Super-raffreddamento per data center di nuova generazione

Crediti foto: Craig Fritz

Un rivoluzionario sistema di raffreddamento per i chip basato sul raffreddamento fotonico, che migliora l’efficienza rispetto ai sistemi convenzionali ad aria e acqua riducendo i consumi energetici.

La tecnologia laser può contribuire al risparmio di energia e acqua per il raffreddamento dei data center, settore in rapida espansione ed estremamente energivoro, in cui oltre il 30% del fabbisogno energetico serve a mantenere costante la temperatura delle apparecchiature elettroniche.

Si tratta di un’applicazione molto specifica: i laser sono generalmente utilizzati nelle applicazioni ad alta temperatura, ma concentrando un raggio di frequenza specifica su un bersaglio molto piccolo, nell’ordine delle centinaia di micron, si possono ottenere temperature molto basse.

Super-freddo microscopico

Le tecnologie che sfruttano la luce invece dell’elettricità sono già molto diffuse, ad esempio nell’elaborazione dati, nelle comunicazioni, nella sicurezza e nella ricerca applicata. Il laser è utilizzato nei computer quantistici, ad esempio, ma lo sviluppo di una tecnologia a larga diffusione potrebbe rivoluzionare il settore ICT.

Il raffreddamento laser si basa sul cambiamento di momento di minime quantità di materia, con assorbimento e ri-emissione dei fotoni, che riduce il moto casuale delle particelle abbassando la temperatura. L’obiettivo è realizzare piastre fredde fotoniche di dimensioni microscopiche, in grado di integrare e sostituire i sistemi tradizionali e di recuperare il calore sotto forma di emissione luminosa, per trasformarlo in elettricità.
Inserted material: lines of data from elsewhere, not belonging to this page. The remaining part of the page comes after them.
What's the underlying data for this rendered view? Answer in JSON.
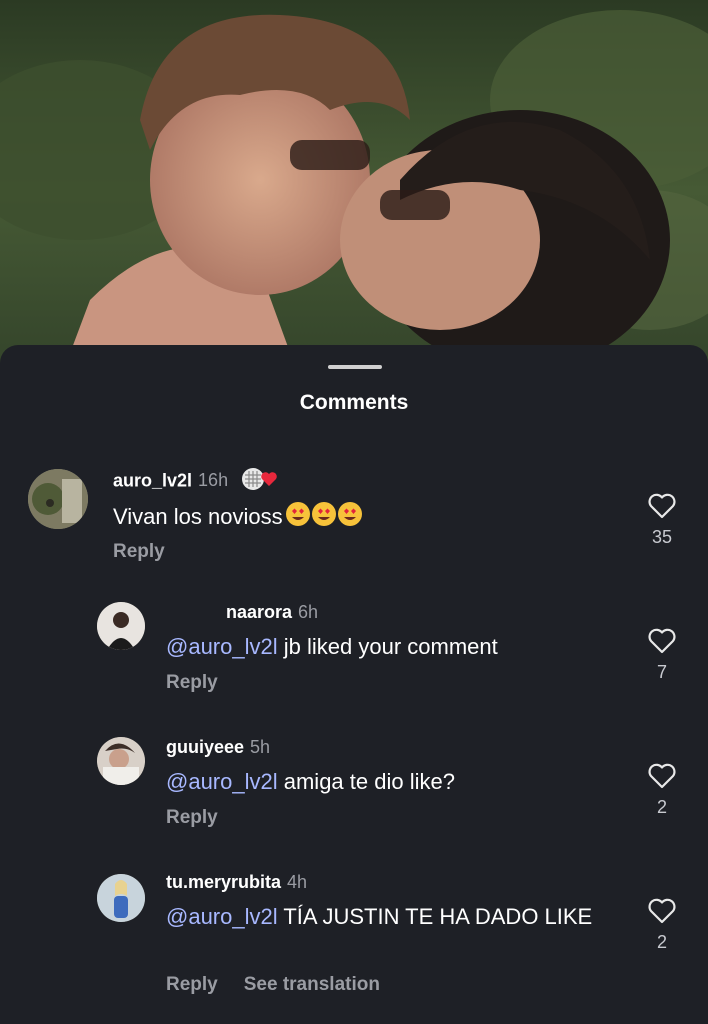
{
  "header": {
    "title": "Comments"
  },
  "comments": [
    {
      "username": "auro_lv2l",
      "time": "16h",
      "text": "Vivan los novioss",
      "emoji": "heart-eyes-emoji",
      "reply_label": "Reply",
      "likes": "35"
    },
    {
      "username": "naarora",
      "time": "6h",
      "mention": "@auro_lv2l",
      "text": "jb liked your comment",
      "reply_label": "Reply",
      "likes": "7"
    },
    {
      "username": "guuiyeee",
      "time": "5h",
      "mention": "@auro_lv2l",
      "text": "amiga te dio like?",
      "reply_label": "Reply",
      "likes": "2"
    },
    {
      "username": "tu.meryrubita",
      "time": "4h",
      "mention": "@auro_lv2l",
      "text": "TÍA JUSTIN TE HA DADO LIKE",
      "reply_label": "Reply",
      "translate_label": "See translation",
      "likes": "2"
    }
  ],
  "colors": {
    "sheet": "#1e2026",
    "mention": "#a8b8ff",
    "muted": "#9a9ca3"
  }
}
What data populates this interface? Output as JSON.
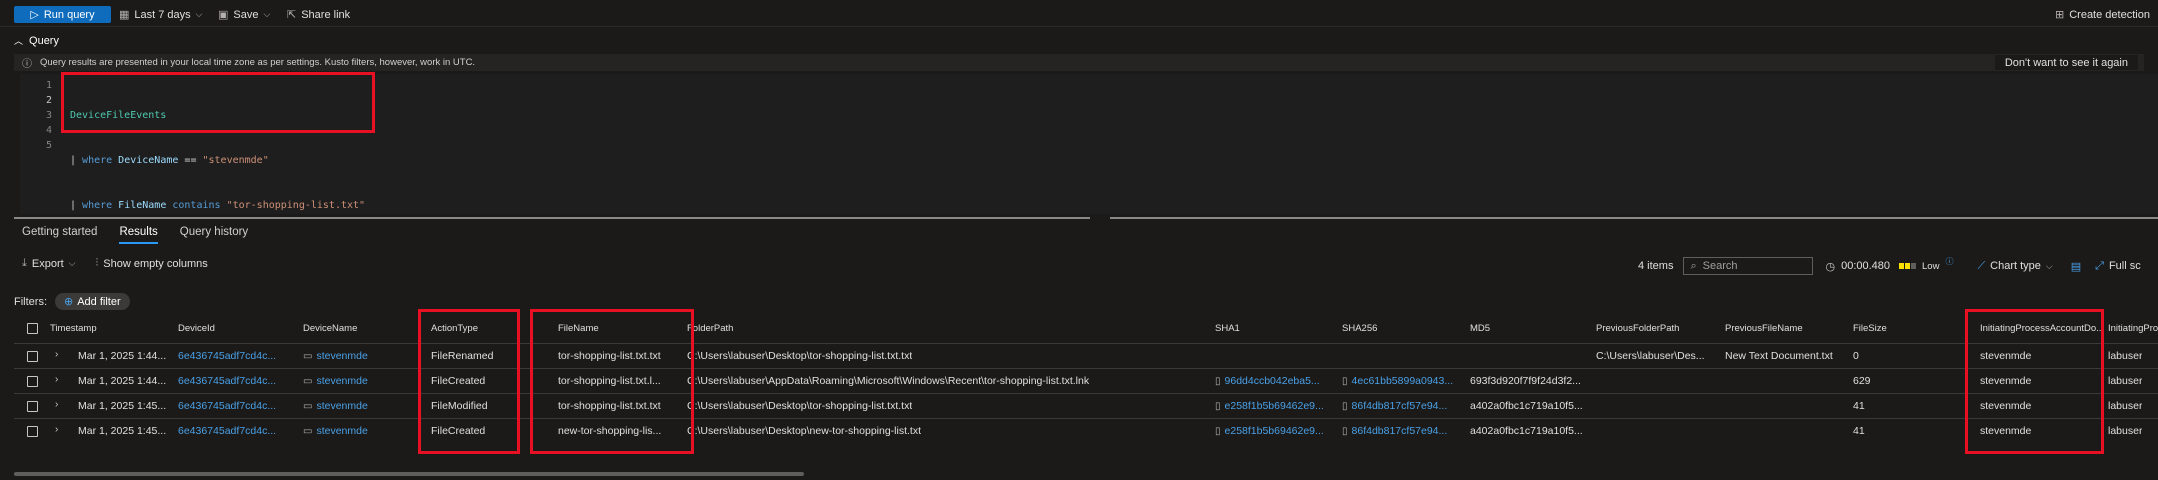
{
  "toolbar": {
    "run_query": "Run query",
    "time_range": "Last 7 days",
    "save": "Save",
    "share": "Share link",
    "create_detection": "Create detection"
  },
  "query": {
    "title": "Query",
    "info": "Query results are presented in your local time zone as per settings. Kusto filters, however, work in UTC.",
    "dismiss": "Don't want to see it again",
    "line_numbers": [
      "1",
      "2",
      "3",
      "4",
      "5"
    ],
    "lines": [
      "DeviceFileEvents",
      "| where DeviceName == \"stevenmde\"",
      "| where FileName contains \"tor-shopping-list.txt\""
    ]
  },
  "tabs": [
    "Getting started",
    "Results",
    "Query history"
  ],
  "results_toolbar": {
    "export": "Export",
    "show_empty": "Show empty columns",
    "items": "4 items",
    "search_placeholder": "Search",
    "duration": "00:00.480",
    "priority": "Low",
    "chart_type": "Chart type",
    "full_screen": "Full sc"
  },
  "filters": {
    "label": "Filters:",
    "add": "Add filter"
  },
  "columns": [
    "Timestamp",
    "DeviceId",
    "DeviceName",
    "ActionType",
    "FileName",
    "FolderPath",
    "SHA1",
    "SHA256",
    "MD5",
    "PreviousFolderPath",
    "PreviousFileName",
    "FileSize",
    "InitiatingProcessAccountDo...",
    "InitiatingProc"
  ],
  "rows": [
    [
      "Mar 1, 2025 1:44...",
      "6e436745adf7cd4c...",
      "stevenmde",
      "FileRenamed",
      "tor-shopping-list.txt.txt",
      "C:\\Users\\labuser\\Desktop\\tor-shopping-list.txt.txt",
      "",
      "",
      "",
      "C:\\Users\\labuser\\Des...",
      "New Text Document.txt",
      "0",
      "stevenmde",
      "labuser"
    ],
    [
      "Mar 1, 2025 1:44...",
      "6e436745adf7cd4c...",
      "stevenmde",
      "FileCreated",
      "tor-shopping-list.txt.l...",
      "C:\\Users\\labuser\\AppData\\Roaming\\Microsoft\\Windows\\Recent\\tor-shopping-list.txt.lnk",
      "96dd4ccb042eba5...",
      "4ec61bb5899a0943...",
      "693f3d920f7f9f24d3f2...",
      "",
      "",
      "629",
      "stevenmde",
      "labuser"
    ],
    [
      "Mar 1, 2025 1:45...",
      "6e436745adf7cd4c...",
      "stevenmde",
      "FileModified",
      "tor-shopping-list.txt.txt",
      "C:\\Users\\labuser\\Desktop\\tor-shopping-list.txt.txt",
      "e258f1b5b69462e9...",
      "86f4db817cf57e94...",
      "a402a0fbc1c719a10f5...",
      "",
      "",
      "41",
      "stevenmde",
      "labuser"
    ],
    [
      "Mar 1, 2025 1:45...",
      "6e436745adf7cd4c...",
      "stevenmde",
      "FileCreated",
      "new-tor-shopping-lis...",
      "C:\\Users\\labuser\\Desktop\\new-tor-shopping-list.txt",
      "e258f1b5b69462e9...",
      "86f4db817cf57e94...",
      "a402a0fbc1c719a10f5...",
      "",
      "",
      "41",
      "stevenmde",
      "labuser"
    ]
  ],
  "colors": {
    "accent": "#0f6cbd",
    "link": "#4aa0e6",
    "highlight": "#e81123"
  }
}
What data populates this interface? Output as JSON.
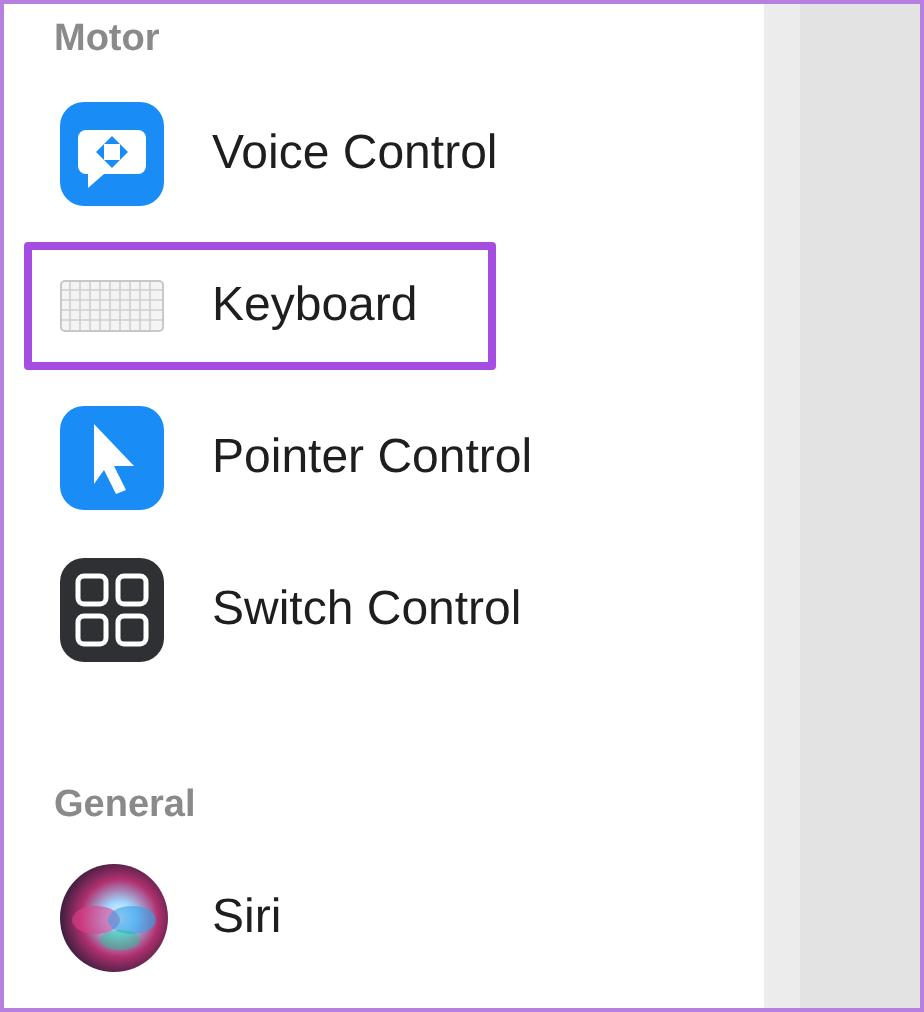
{
  "sections": [
    {
      "title": "Motor",
      "items": [
        {
          "label": "Voice Control",
          "kind": "voice",
          "highlighted": false
        },
        {
          "label": "Keyboard",
          "kind": "keyboard",
          "highlighted": true
        },
        {
          "label": "Pointer Control",
          "kind": "pointer",
          "highlighted": false
        },
        {
          "label": "Switch Control",
          "kind": "switch",
          "highlighted": false
        }
      ]
    },
    {
      "title": "General",
      "items": [
        {
          "label": "Siri",
          "kind": "siri",
          "highlighted": false
        }
      ]
    }
  ]
}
Pioniera della nuova tecnologia laser per la regolazione termica dei chip, la startup statunitense Maxwell Labs sta collaborando con Sandia National Laboratories e The University of New Mexico, per la ricerca e sviluppo di un sistema di raffreddamento fotonico dedicato ai chip.

Crediti foto: Craig Fritz
APPLICAZIONI FOTONICHE
Rispetto all’elettronica, la fotonica può essere più veloce e più efficiente dal punto di vista energetico, ma le potenzialità applicative di questa tecnologia scontano il problema delle minime dimensioni delle applicazioni. Il raffreddamento laser non potrà quindi essere utilizzato alla scala delle apparecchiature e delle costruzioni umane. Nell’immagine i fasci laser utilizzati per intrappolare, ultra-raffreddare e misurare le oscillazioni di piccole quantità di materia, per il funzionamento di un orologio atomico a reticolo ottico.
Crediti foto: Craig Fritz
MENO STRATI, PIÙ PUREZZA
Un esempio di semiconduttori ultrasottili in arseniuro di gallio, che saranno ingegnerizzati e prodotti da Sandia National Laboratories per realizzare le piastre fredde necessarie ai test sulla tecnologia sviluppata da Maxwell Labs. La purezza del materiale è fondamentale, in quanto il raggio laser surriscalderebbe le impurità presenti nella piastra, vanificando l’effetto del raffreddamento. Sono quindi necessari cristalli finissimi, composti da pochi strati di atomi, proprio per assicurare l’assenza di impurità.
Crediti foto: Craig Fritz
SPESSORE ATOMICO
La capacità unica del laser di indirizzare e controllare il fascio luminoso, in ambiti spaziali localizzati e in tempi molto brevi, apre la strada a una progettazione termica dei chip svincolata rispetto all’uso dell’aria e dell’acqua. Il reattore epitassile a fascio molecolare è utilizzato per produrre strati ultra-sottili, per i test sulle piastre fredde. L’impiego di sorgenti ad alta purezza e in condizioni di ultra-vuoto consente infatti di controllare lo spessore dei materiali con una precisione pari a quella dello strato atomico.